Their constituents now spend an average of five hours per day watching television—which is, of course, why campaigns in both political parties spend most of their money on TV advertising. Viewers also absorb political messages from the same special interests that are wining and dining and contributing to their elected officials. The largest carbon polluters have, for the last 17 years, sought to manipulate public opinion with a massive and continuing propaganda campaign, using TV advertisements and all other forms of mass persuasion. It is a game plan spelled out in one of their internal documents, which was leaked to an enterprising reporter, that stated: “reposition global warming as theory rather than fact.” In other words, they have mimicked the strategy pioneered by the tobacco industry, which undermined the scientific consensus linking the smoking of cigarettes with diseases of the lung and heart—successfully delaying appropriate health measures for almost 40 years after the landmark surgeon general’s report of 1964.

Meanwhile, many other countries—including China—have developed national strategies for leading the historic shift from oil and coal to renewable forms of energy, higher levels of efficiency, smart grids and fast trains, sustainable agriculture and forestry.

Here in the United States, the House of Representatives has passed a meaningful plan to move America in the same direction and reestablish our capacity to provide leadership in the world community on the most important issue facing the world today.

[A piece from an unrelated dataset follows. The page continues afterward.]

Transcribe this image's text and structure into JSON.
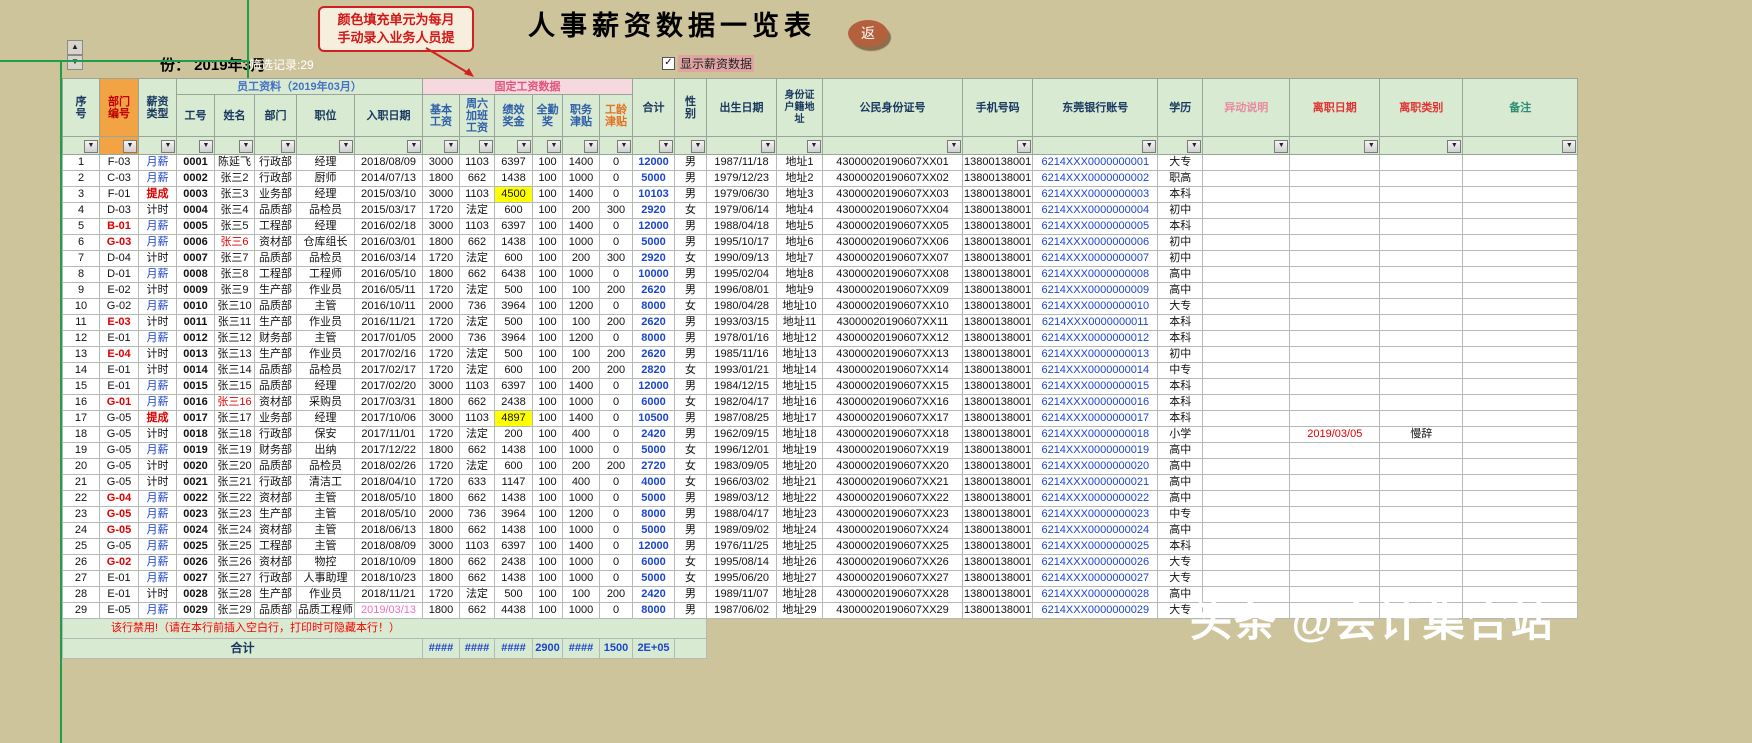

The Senate, however, has struggled for the last 17 months to find enough votes to take up its own version of the same legislative plan. The unpleasant reality now spilling onto the shores of the Gulf Coast is creating public outrage and may also be generating a new opportunity to pass legislation, just as the oil spill 20 years ago from the Exxon Valdez created public momentum sufficient to overcome the anti-environment special interests. There is new hope that by the time the gusher from the bottom of the Gulf of Mexico is capped, so will carbon emissions from the burning of oil and coal.

It is understandable that the administration will be focused on the immediate crisis in the Gulf of Mexico. But this is a consciousness-shifting event. It is one of those clarifying moments that brings a rare opportunity to take the longer view. Unless we change our present course soon, the future of human civilization will be in dire jeopardy. Just as we feel a sense of urgency in demanding that this ongoing oil spill be stopped, we should feel an even greater sense of urgency in demanding that the much larger and more dangerous ongoing emissions of global warming pollution must also be stopped to make the world safe from the climate crisis that is building all around us.

Al Gore, former Vice President of the United States, is chairman of the Alliance for Climate Protection.